The Young Turks: “Corporate Media REALLY Doesn’t Wanna Talk Money In Politics”

5 Responses

  1. While I would like to see some kind of debates on the Dem. side, I’m pretty sure they are thinking that it’s still too far from the elections for debates to matter to most voters. I don’t know the answer to that one, but I think that might be their calculation.

    • Here you go – Democratic Party Primary Election debates (subject to change and/or TBD)

      • October 13, 2015 – Las Vegas, Nevada via CNN
      • November 14, 2015 – Des Moines, Iowa via CBS News
      • December 19, 2015 – Manchester, New Hampshire via ABC news
      • January 17, 2016 – Charleston, South Carolina via NBC News
      • February/March 2016 – Miami, Florida via Univision and Washington Post
      • February/March 2016 – Milwaukee, Wisconsin on PBS

      Candidates participating require ≥1% in three national polls.
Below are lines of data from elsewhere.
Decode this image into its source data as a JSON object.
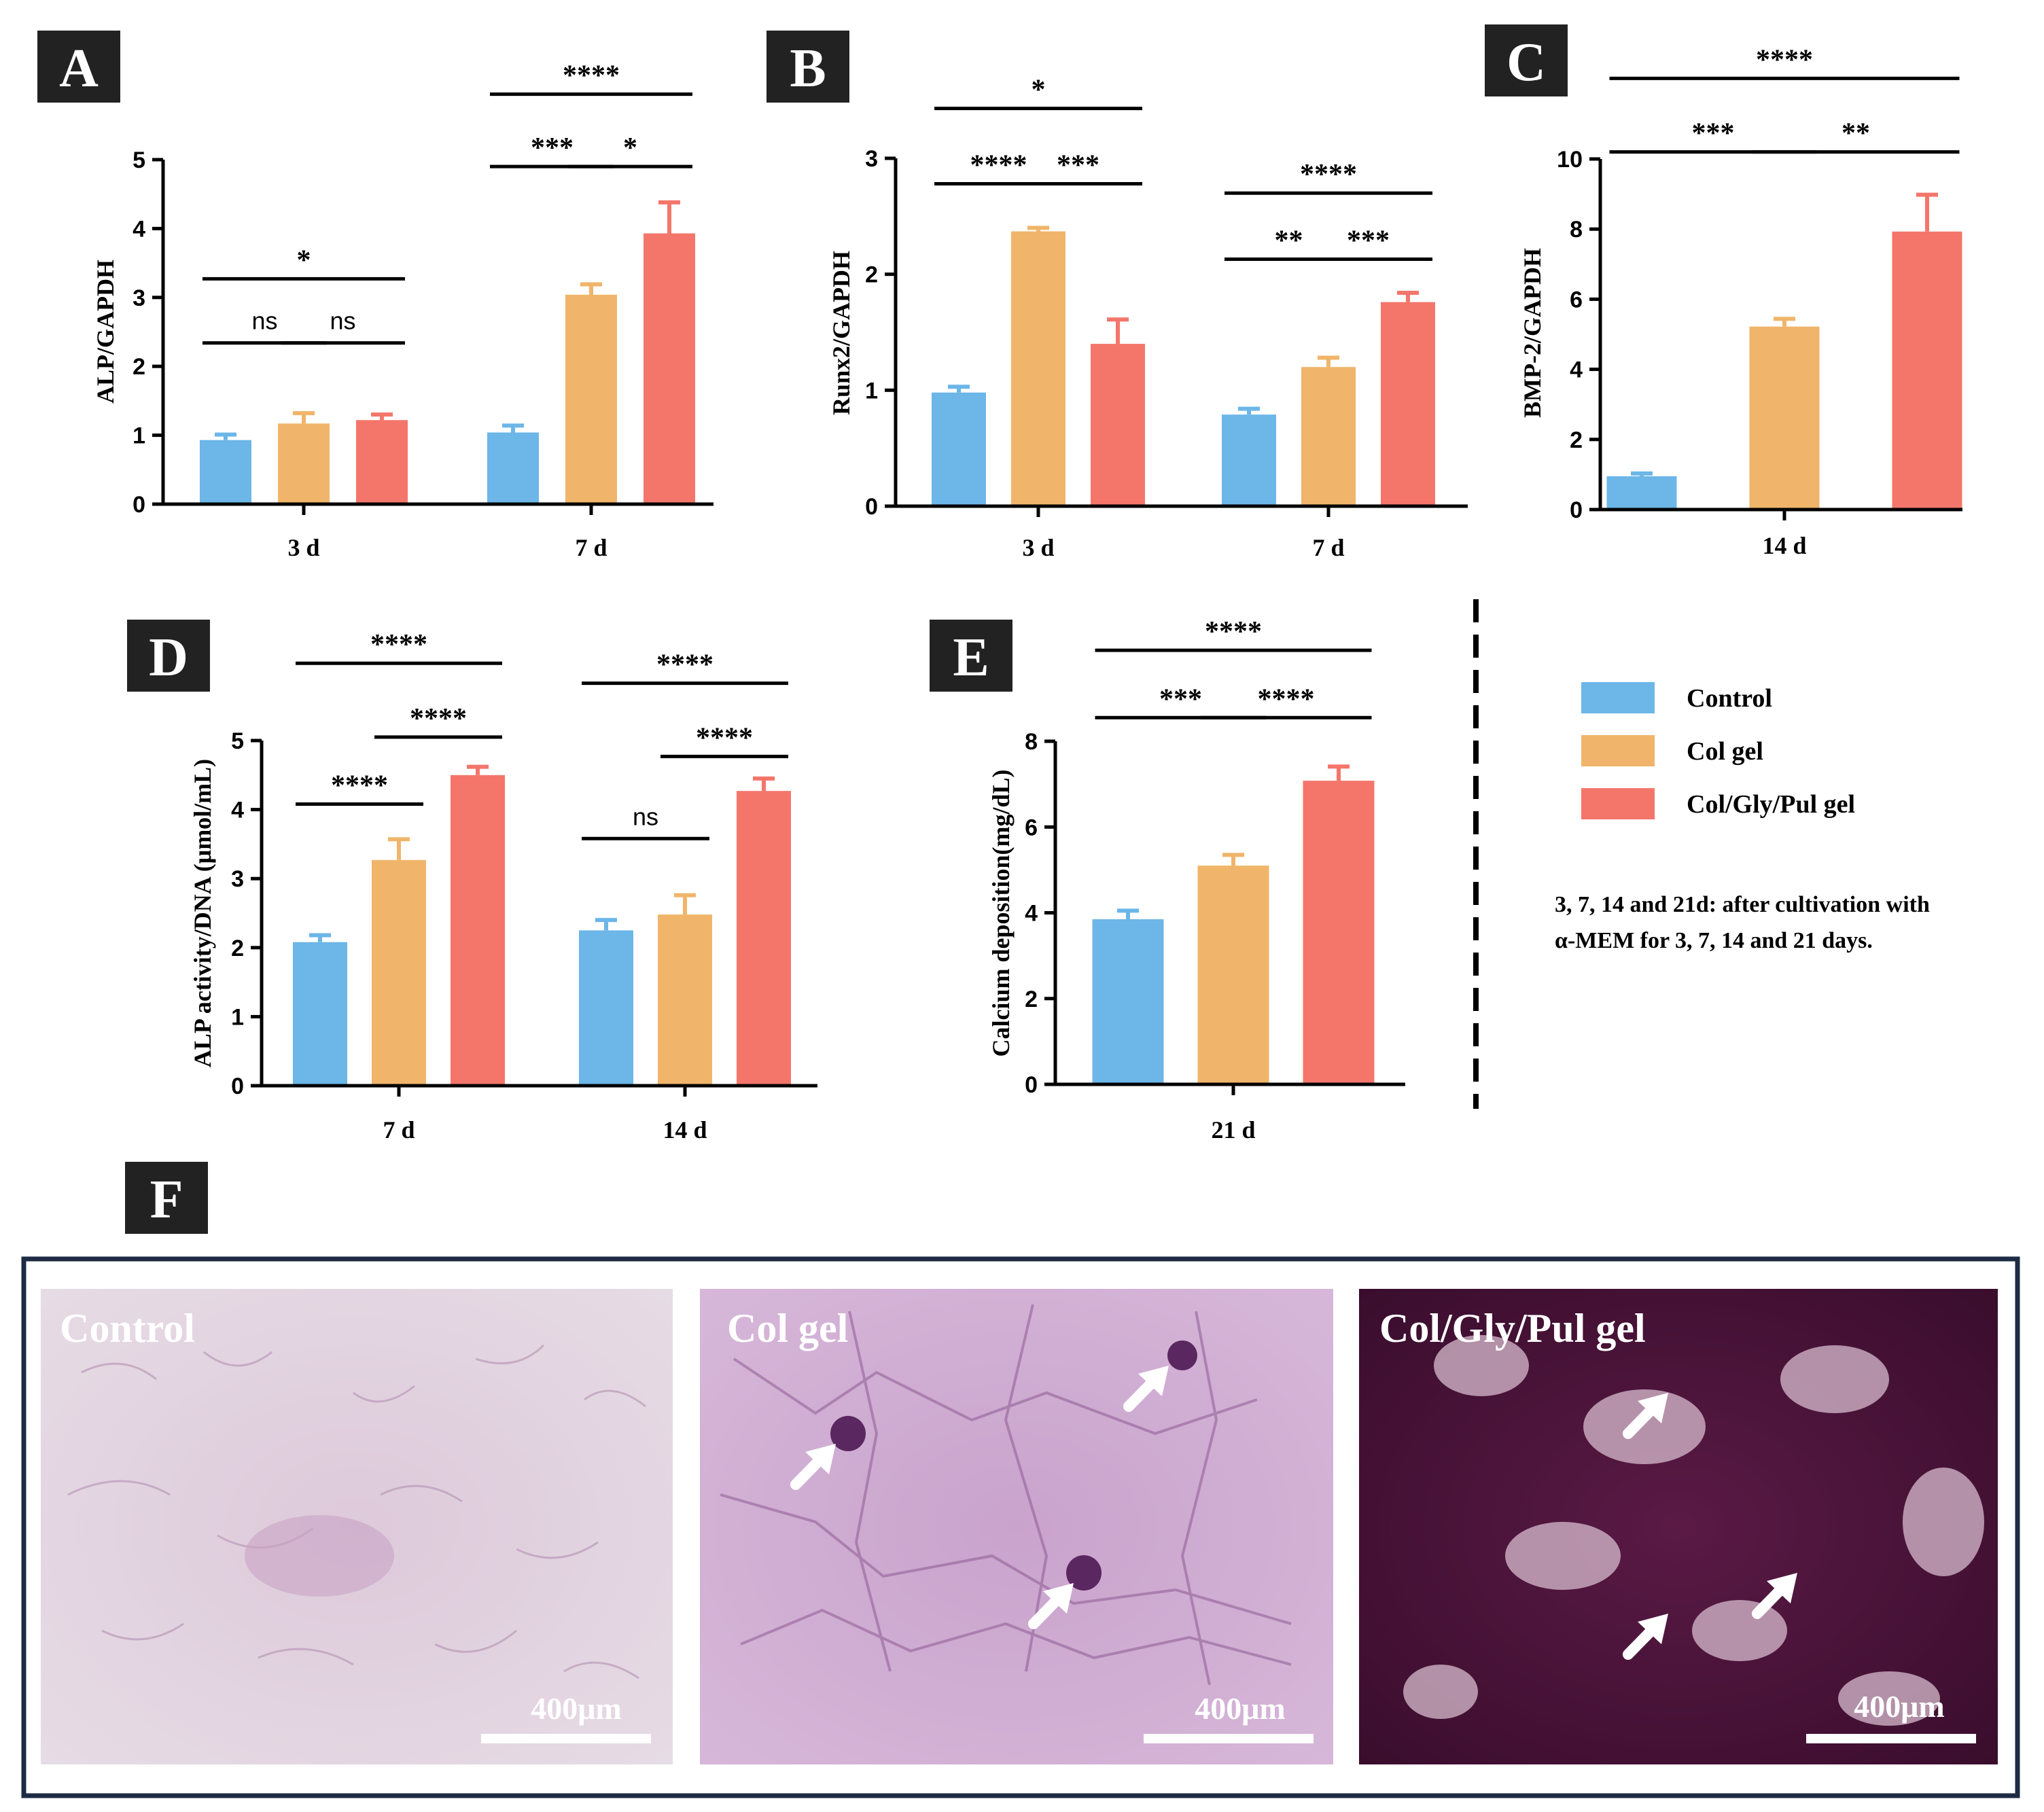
{
  "colors": {
    "Control": "#6cb6e8",
    "Col gel": "#f0b56a",
    "Col/Gly/Pul gel": "#f4766b",
    "frame": "#1d2b44"
  },
  "legend": [
    {
      "label": "Control",
      "color": "#6cb6e8"
    },
    {
      "label": "Col gel",
      "color": "#f0b56a"
    },
    {
      "label": "Col/Gly/Pul gel",
      "color": "#f4766b"
    }
  ],
  "note": {
    "line1": "3, 7, 14 and 21d: after cultivation with",
    "line2": "α-MEM for 3, 7, 14 and 21 days."
  },
  "chart_data": [
    {
      "panel": "A",
      "type": "bar",
      "ylabel": "ALP/GAPDH",
      "ylim": [
        0,
        5
      ],
      "yticks": [
        0,
        1,
        2,
        3,
        4,
        5
      ],
      "categories": [
        "3 d",
        "7 d"
      ],
      "series": [
        {
          "name": "Control",
          "values": [
            0.93,
            1.04
          ],
          "errors": [
            0.08,
            0.1
          ]
        },
        {
          "name": "Col gel",
          "values": [
            1.17,
            3.04
          ],
          "errors": [
            0.15,
            0.15
          ]
        },
        {
          "name": "Col/Gly/Pul gel",
          "values": [
            1.22,
            3.93
          ],
          "errors": [
            0.08,
            0.45
          ]
        }
      ],
      "significance": [
        {
          "cat": 0,
          "from": 0,
          "to": 2,
          "label": "*",
          "y": 3.27
        },
        {
          "cat": 0,
          "from": 0,
          "to": 1,
          "label": "ns",
          "y": 2.34
        },
        {
          "cat": 0,
          "from": 1,
          "to": 2,
          "label": "ns",
          "y": 2.34
        },
        {
          "cat": 1,
          "from": 0,
          "to": 2,
          "label": "****",
          "y": 5.95
        },
        {
          "cat": 1,
          "from": 0,
          "to": 1,
          "label": "***",
          "y": 4.9
        },
        {
          "cat": 1,
          "from": 1,
          "to": 2,
          "label": "*",
          "y": 4.9
        }
      ]
    },
    {
      "panel": "B",
      "type": "bar",
      "ylabel": "Runx2/GAPDH",
      "ylim": [
        0,
        3
      ],
      "yticks": [
        0,
        1,
        2,
        3
      ],
      "categories": [
        "3 d",
        "7 d"
      ],
      "series": [
        {
          "name": "Control",
          "values": [
            0.98,
            0.79
          ],
          "errors": [
            0.05,
            0.05
          ]
        },
        {
          "name": "Col gel",
          "values": [
            2.37,
            1.2
          ],
          "errors": [
            0.03,
            0.08
          ]
        },
        {
          "name": "Col/Gly/Pul gel",
          "values": [
            1.4,
            1.76
          ],
          "errors": [
            0.21,
            0.08
          ]
        }
      ],
      "significance": [
        {
          "cat": 0,
          "from": 0,
          "to": 2,
          "label": "*",
          "y": 3.43
        },
        {
          "cat": 0,
          "from": 0,
          "to": 1,
          "label": "****",
          "y": 2.78
        },
        {
          "cat": 0,
          "from": 1,
          "to": 2,
          "label": "***",
          "y": 2.78
        },
        {
          "cat": 1,
          "from": 0,
          "to": 2,
          "label": "****",
          "y": 2.7
        },
        {
          "cat": 1,
          "from": 0,
          "to": 1,
          "label": "**",
          "y": 2.13
        },
        {
          "cat": 1,
          "from": 1,
          "to": 2,
          "label": "***",
          "y": 2.13
        }
      ]
    },
    {
      "panel": "C",
      "type": "bar",
      "ylabel": "BMP-2/GAPDH",
      "ylim": [
        0,
        10
      ],
      "yticks": [
        0,
        2,
        4,
        6,
        8,
        10
      ],
      "categories": [
        "14 d"
      ],
      "series": [
        {
          "name": "Control",
          "values": [
            0.95
          ],
          "errors": [
            0.08
          ]
        },
        {
          "name": "Col gel",
          "values": [
            5.22
          ],
          "errors": [
            0.22
          ]
        },
        {
          "name": "Col/Gly/Pul gel",
          "values": [
            7.93
          ],
          "errors": [
            1.05
          ]
        }
      ],
      "significance": [
        {
          "cat": 0,
          "from": 0,
          "to": 2,
          "label": "****",
          "y": 12.3
        },
        {
          "cat": 0,
          "from": 0,
          "to": 1,
          "label": "***",
          "y": 10.2
        },
        {
          "cat": 0,
          "from": 1,
          "to": 2,
          "label": "**",
          "y": 10.2
        }
      ]
    },
    {
      "panel": "D",
      "type": "bar",
      "ylabel": "ALP activity/DNA (μmol/mL)",
      "ylim": [
        0,
        5
      ],
      "yticks": [
        0,
        1,
        2,
        3,
        4,
        5
      ],
      "categories": [
        "7 d",
        "14 d"
      ],
      "series": [
        {
          "name": "Control",
          "values": [
            2.08,
            2.25
          ],
          "errors": [
            0.1,
            0.15
          ]
        },
        {
          "name": "Col gel",
          "values": [
            3.27,
            2.48
          ],
          "errors": [
            0.3,
            0.28
          ]
        },
        {
          "name": "Col/Gly/Pul gel",
          "values": [
            4.5,
            4.27
          ],
          "errors": [
            0.12,
            0.18
          ]
        }
      ],
      "significance": [
        {
          "cat": 0,
          "from": 0,
          "to": 2,
          "label": "****",
          "y": 6.12
        },
        {
          "cat": 0,
          "from": 1,
          "to": 2,
          "label": "****",
          "y": 5.05
        },
        {
          "cat": 0,
          "from": 0,
          "to": 1,
          "label": "****",
          "y": 4.08
        },
        {
          "cat": 1,
          "from": 0,
          "to": 2,
          "label": "****",
          "y": 5.83
        },
        {
          "cat": 1,
          "from": 1,
          "to": 2,
          "label": "****",
          "y": 4.77
        },
        {
          "cat": 1,
          "from": 0,
          "to": 1,
          "label": "ns",
          "y": 3.58
        }
      ]
    },
    {
      "panel": "E",
      "type": "bar",
      "ylabel": "Calcium deposition(mg/dL)",
      "ylim": [
        0,
        8
      ],
      "yticks": [
        0,
        2,
        4,
        6,
        8
      ],
      "categories": [
        "21 d"
      ],
      "series": [
        {
          "name": "Control",
          "values": [
            3.85
          ],
          "errors": [
            0.2
          ]
        },
        {
          "name": "Col gel",
          "values": [
            5.1
          ],
          "errors": [
            0.25
          ]
        },
        {
          "name": "Col/Gly/Pul gel",
          "values": [
            7.08
          ],
          "errors": [
            0.33
          ]
        }
      ],
      "significance": [
        {
          "cat": 0,
          "from": 0,
          "to": 2,
          "label": "****",
          "y": 10.12
        },
        {
          "cat": 0,
          "from": 0,
          "to": 1,
          "label": "***",
          "y": 8.55
        },
        {
          "cat": 0,
          "from": 1,
          "to": 2,
          "label": "****",
          "y": 8.55
        }
      ]
    }
  ],
  "micrographs": {
    "panel": "F",
    "images": [
      {
        "label": "Control",
        "scale": "400μm"
      },
      {
        "label": "Col gel",
        "scale": "400μm"
      },
      {
        "label": "Col/Gly/Pul gel",
        "scale": "400μm"
      }
    ]
  }
}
      So far – Chafee, Clinton, O’Malley, Sanders and Webb are invited.

  2. dianna

    @hardwork_010 there not dump in money in without knowing they are getting a return on investment. Screw the rest if us

  3. What needs to be made very clear to voters is candidates banking on “dark money” PACs are drawing, consciously or inadvertently, on funds from narcotics traffickers, foreign governments, and other dangerous interests. In the best of circumstances a candidate who wins thanks to major support from El Chapo Guzman or North Korea is vulnerable to blackmail when the donor announces the illicit support will be revealed unless X happens. Nothing dramatic, just some modest policy adjustments or new strategy. But there is also the real possibility of some hefty donations for an explicit quid pro quo. Dark money is all-to-likely dirty money and the media should be scrutinizing campaign spending to see who is receiving large amounts of funding from cabdrivers like Val Putin or Kim Chee. Who is eager to send border security chasing dishwashers instead of inspecting trucks stuffed with cocaine? Dark money = dirty money.

    • ToJ – The influences cited are worrisome but pale in comparison to the gas&oil profits-hiding evangelical LLC “churches” festering in our country.

      But you are correct, these donors do expect ROI for their massive “dark money” contributions in the form of climate collapse doubting, enforcement(s) diminishing and outright subsidization.